6. Growing interagency collaboration

Marshaling resources across six federal agencies will help efficiently deploy ACC members to shovel-ready projects across the country. The opening roster of collaborating agencies is an exciting start, and we’d like to see the administration incorporate more partnerships as the program grows.

Every federal agency has a part to play in mitigating and building resilience against the climate crisis. The administration should eventually incorporate the Environmental Protection Agency, the Department of Transportation, the Federal Emergency Management Agency, the Department of Health and Human Services, the Department of Education, and the Department of Housing and Urban Development into the ACC. President Biden has already demonstrated his commitment to an all-of-government approach and drawing in a more diverse array of agencies will only strengthen his efforts.

7. Building on states’ progress

The ACC announcement came alongside the news that five new states are launching Climate Corps, bringing the national total to ten state Climate Corps. The White House has committed to partnering with those state initiatives, and we look forward to learning more about the ACC’s plans to complement existing efforts.

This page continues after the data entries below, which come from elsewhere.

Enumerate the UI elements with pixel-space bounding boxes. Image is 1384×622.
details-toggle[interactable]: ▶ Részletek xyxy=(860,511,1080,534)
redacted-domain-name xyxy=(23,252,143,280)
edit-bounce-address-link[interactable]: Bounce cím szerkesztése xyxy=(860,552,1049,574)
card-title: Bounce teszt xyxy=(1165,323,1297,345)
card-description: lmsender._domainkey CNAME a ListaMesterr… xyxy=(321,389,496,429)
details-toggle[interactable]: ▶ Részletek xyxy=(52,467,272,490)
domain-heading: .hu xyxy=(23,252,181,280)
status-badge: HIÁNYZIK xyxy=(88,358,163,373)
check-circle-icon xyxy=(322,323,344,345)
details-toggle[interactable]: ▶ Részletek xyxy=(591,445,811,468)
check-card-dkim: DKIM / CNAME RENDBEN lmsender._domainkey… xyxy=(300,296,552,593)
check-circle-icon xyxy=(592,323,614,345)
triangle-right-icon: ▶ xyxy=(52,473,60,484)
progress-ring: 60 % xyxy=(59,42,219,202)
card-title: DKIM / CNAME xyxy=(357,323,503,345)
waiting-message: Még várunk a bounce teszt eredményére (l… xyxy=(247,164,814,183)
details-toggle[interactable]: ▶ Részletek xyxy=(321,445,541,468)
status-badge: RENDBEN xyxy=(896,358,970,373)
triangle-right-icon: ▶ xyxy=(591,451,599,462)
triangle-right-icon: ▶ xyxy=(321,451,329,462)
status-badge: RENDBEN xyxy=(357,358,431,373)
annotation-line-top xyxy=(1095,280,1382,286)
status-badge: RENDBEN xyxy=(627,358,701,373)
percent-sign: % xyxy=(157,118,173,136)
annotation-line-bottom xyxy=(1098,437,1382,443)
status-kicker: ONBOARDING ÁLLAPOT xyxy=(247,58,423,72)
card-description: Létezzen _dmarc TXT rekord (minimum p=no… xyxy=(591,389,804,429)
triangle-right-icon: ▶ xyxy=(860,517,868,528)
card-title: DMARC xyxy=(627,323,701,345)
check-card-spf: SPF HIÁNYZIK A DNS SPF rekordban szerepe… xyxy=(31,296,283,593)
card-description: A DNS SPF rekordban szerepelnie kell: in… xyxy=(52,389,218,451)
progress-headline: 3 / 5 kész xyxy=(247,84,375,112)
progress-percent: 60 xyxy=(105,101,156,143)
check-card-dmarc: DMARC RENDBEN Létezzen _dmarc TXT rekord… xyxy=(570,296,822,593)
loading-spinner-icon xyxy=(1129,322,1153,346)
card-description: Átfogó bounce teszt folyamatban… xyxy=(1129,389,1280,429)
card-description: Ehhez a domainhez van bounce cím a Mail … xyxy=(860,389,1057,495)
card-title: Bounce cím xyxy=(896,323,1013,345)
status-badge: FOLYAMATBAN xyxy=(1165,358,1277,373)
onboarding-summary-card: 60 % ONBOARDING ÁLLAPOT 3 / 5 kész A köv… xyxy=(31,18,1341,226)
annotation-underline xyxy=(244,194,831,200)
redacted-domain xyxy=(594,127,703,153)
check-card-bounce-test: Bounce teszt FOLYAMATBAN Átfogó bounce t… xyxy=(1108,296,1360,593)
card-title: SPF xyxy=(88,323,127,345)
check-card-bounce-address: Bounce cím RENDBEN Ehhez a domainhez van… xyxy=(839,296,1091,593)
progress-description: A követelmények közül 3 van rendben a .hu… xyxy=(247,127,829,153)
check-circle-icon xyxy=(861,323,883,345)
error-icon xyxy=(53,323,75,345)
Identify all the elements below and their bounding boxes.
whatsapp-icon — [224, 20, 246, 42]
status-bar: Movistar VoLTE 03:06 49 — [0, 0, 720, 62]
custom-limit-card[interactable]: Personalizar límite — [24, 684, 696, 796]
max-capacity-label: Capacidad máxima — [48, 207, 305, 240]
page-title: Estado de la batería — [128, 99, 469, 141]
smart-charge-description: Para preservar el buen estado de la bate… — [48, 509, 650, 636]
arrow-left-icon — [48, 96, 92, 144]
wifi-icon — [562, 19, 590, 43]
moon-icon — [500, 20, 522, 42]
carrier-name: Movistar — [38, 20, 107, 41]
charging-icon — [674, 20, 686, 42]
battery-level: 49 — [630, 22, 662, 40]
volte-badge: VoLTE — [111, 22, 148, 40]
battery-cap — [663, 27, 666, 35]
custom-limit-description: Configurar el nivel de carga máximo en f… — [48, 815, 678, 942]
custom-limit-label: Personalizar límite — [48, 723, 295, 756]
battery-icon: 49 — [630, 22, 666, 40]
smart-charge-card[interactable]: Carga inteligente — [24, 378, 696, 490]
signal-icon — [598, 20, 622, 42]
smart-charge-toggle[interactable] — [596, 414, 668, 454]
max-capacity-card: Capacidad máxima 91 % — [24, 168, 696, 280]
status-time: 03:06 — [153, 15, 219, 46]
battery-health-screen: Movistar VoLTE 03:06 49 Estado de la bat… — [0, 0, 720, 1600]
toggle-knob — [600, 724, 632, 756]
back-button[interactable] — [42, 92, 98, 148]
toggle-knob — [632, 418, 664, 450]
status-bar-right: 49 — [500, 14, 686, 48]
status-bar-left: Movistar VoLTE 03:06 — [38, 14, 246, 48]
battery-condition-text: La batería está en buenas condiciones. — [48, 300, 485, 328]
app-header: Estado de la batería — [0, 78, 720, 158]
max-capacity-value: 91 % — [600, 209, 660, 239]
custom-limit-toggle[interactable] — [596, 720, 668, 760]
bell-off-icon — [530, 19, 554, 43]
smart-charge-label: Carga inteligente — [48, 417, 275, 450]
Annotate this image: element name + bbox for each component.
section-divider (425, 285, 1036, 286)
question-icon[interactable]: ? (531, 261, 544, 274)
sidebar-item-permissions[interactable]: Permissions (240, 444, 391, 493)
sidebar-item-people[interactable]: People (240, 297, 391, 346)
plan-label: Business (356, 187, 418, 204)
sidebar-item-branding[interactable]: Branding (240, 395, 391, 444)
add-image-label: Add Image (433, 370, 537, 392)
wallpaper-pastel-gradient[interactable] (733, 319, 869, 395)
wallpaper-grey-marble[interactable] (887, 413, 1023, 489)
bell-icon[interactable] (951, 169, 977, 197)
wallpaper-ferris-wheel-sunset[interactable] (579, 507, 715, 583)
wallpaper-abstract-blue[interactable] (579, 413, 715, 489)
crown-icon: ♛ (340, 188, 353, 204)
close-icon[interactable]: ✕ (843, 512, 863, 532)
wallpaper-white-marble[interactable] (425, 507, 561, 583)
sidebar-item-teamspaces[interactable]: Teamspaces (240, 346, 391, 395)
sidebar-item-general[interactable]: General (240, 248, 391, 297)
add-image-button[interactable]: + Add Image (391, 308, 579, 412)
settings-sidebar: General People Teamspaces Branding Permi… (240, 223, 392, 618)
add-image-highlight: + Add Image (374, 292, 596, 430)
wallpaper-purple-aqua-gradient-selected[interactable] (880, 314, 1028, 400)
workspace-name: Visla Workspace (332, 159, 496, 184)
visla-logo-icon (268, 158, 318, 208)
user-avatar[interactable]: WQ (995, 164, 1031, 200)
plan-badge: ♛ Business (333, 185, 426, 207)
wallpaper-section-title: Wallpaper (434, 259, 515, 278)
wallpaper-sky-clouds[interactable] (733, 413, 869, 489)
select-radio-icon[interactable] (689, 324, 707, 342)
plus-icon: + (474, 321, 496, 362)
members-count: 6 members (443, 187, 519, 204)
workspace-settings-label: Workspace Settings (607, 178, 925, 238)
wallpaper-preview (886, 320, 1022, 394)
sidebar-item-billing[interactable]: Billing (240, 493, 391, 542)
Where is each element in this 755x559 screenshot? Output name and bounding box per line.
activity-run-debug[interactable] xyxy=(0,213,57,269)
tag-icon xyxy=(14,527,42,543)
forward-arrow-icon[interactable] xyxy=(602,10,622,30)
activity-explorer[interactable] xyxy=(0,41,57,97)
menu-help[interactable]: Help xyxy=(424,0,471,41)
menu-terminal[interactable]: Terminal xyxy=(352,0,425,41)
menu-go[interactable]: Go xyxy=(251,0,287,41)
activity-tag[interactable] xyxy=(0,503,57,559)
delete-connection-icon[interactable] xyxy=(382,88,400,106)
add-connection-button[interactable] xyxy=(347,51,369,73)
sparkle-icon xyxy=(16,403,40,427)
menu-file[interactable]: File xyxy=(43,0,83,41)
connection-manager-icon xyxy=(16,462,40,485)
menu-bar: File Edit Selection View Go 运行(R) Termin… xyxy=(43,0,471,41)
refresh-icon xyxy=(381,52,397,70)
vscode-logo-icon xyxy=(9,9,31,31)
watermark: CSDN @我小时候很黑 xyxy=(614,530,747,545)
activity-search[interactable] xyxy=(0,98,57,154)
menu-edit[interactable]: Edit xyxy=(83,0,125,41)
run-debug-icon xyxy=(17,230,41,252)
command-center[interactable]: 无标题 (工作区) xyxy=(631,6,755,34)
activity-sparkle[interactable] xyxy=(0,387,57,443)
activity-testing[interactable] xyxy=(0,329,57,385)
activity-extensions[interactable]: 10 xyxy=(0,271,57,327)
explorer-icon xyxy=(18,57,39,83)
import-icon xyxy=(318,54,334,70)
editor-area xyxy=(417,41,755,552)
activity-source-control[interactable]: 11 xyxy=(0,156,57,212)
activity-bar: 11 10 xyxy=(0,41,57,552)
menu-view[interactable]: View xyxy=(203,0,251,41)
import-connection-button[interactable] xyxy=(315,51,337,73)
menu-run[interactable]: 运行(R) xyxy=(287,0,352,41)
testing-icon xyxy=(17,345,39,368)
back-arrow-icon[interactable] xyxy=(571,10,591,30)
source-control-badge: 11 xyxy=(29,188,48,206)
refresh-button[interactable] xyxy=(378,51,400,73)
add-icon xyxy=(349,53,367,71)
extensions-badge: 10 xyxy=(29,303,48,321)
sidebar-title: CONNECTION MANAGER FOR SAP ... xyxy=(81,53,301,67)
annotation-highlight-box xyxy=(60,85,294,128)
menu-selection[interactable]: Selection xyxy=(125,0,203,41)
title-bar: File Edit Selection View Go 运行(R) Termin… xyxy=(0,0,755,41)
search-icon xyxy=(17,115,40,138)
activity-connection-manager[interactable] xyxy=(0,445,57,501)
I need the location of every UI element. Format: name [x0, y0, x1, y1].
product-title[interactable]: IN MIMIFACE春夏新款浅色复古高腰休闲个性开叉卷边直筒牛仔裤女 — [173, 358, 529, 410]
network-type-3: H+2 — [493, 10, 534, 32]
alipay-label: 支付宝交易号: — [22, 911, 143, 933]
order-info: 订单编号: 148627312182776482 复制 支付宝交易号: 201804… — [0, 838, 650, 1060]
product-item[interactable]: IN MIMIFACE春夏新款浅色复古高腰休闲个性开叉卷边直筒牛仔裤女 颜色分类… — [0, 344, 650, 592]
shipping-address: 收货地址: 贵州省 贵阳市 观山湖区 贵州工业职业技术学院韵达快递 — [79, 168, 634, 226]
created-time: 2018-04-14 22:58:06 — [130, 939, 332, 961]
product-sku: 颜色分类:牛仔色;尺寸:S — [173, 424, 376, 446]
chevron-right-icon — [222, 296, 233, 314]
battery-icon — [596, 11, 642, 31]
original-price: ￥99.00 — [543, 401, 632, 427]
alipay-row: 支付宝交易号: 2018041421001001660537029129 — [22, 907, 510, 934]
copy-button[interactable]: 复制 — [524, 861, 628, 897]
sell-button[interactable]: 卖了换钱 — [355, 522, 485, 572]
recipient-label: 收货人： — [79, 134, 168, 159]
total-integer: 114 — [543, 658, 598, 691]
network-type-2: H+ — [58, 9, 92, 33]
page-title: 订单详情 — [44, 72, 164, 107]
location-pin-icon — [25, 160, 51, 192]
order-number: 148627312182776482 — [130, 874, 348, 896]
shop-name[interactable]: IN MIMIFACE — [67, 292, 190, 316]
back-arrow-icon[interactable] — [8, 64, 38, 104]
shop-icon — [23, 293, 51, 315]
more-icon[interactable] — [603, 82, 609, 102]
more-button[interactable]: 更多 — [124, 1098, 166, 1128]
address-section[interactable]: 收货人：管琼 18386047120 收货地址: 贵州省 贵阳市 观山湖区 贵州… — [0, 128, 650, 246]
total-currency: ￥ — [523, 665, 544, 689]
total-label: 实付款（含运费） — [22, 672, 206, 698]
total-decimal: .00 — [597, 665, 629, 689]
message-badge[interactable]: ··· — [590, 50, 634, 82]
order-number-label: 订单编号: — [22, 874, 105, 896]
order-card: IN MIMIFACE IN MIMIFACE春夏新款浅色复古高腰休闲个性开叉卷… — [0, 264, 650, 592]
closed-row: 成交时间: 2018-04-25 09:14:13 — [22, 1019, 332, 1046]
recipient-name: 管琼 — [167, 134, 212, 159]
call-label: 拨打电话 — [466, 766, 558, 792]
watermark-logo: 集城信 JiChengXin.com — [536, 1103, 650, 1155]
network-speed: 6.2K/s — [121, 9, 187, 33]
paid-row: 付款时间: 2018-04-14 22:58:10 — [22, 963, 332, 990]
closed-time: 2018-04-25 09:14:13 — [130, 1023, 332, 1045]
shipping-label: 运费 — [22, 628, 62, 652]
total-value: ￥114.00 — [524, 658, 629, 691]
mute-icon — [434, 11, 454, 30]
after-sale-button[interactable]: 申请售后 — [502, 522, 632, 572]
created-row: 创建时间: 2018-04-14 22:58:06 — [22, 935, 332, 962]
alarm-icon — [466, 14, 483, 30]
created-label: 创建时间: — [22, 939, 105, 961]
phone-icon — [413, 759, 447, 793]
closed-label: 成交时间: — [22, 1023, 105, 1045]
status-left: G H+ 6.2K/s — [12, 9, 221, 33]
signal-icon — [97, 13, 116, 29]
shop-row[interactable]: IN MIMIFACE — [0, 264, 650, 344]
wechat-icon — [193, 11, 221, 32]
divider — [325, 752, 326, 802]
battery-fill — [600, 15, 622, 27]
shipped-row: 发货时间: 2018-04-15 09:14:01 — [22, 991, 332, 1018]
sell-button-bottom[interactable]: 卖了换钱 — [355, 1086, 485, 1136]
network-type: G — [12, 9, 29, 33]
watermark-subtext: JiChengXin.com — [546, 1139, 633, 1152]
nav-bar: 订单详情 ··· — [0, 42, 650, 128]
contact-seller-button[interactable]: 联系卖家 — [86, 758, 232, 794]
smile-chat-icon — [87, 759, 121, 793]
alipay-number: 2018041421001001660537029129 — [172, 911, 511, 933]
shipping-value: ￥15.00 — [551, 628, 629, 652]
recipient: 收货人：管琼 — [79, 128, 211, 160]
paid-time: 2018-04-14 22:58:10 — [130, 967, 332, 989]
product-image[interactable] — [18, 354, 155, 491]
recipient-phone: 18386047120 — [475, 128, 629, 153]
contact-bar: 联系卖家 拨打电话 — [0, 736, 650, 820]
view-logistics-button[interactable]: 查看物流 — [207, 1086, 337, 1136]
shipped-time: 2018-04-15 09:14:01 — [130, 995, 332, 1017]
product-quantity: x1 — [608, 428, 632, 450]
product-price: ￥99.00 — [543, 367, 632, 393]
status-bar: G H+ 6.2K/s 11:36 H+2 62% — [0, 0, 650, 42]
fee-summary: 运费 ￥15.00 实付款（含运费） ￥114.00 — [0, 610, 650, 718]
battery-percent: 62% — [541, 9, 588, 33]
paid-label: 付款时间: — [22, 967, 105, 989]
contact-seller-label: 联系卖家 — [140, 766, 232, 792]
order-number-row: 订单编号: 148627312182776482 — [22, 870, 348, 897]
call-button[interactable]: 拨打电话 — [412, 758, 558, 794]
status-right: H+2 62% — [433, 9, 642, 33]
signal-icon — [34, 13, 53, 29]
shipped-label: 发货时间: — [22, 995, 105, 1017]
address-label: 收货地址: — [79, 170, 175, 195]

Because states have built their Climate Corps differently, and with different objectives in mind, there’s no one-size-fits-all approach here. The White House must grapple with questions of how to braid state and federal funding streams, develop common programmatic elements between federal and state initiatives, encourage similar training and pay standards across state programs, and more. Federal-state collaboration holds great potential to build Corps capacity, and the administration should take full advantage of that opportunity.

The American Climate Corps is a true turning point in the fight against climate change. For the first time since the Great Depression, the federal government is mobilizing tens of thousands of people in communities across the country to tackle a national crisis. Americans are ready to build our clean energy future, and an American Climate Corps that invests in our workforce and our communities can help get it done.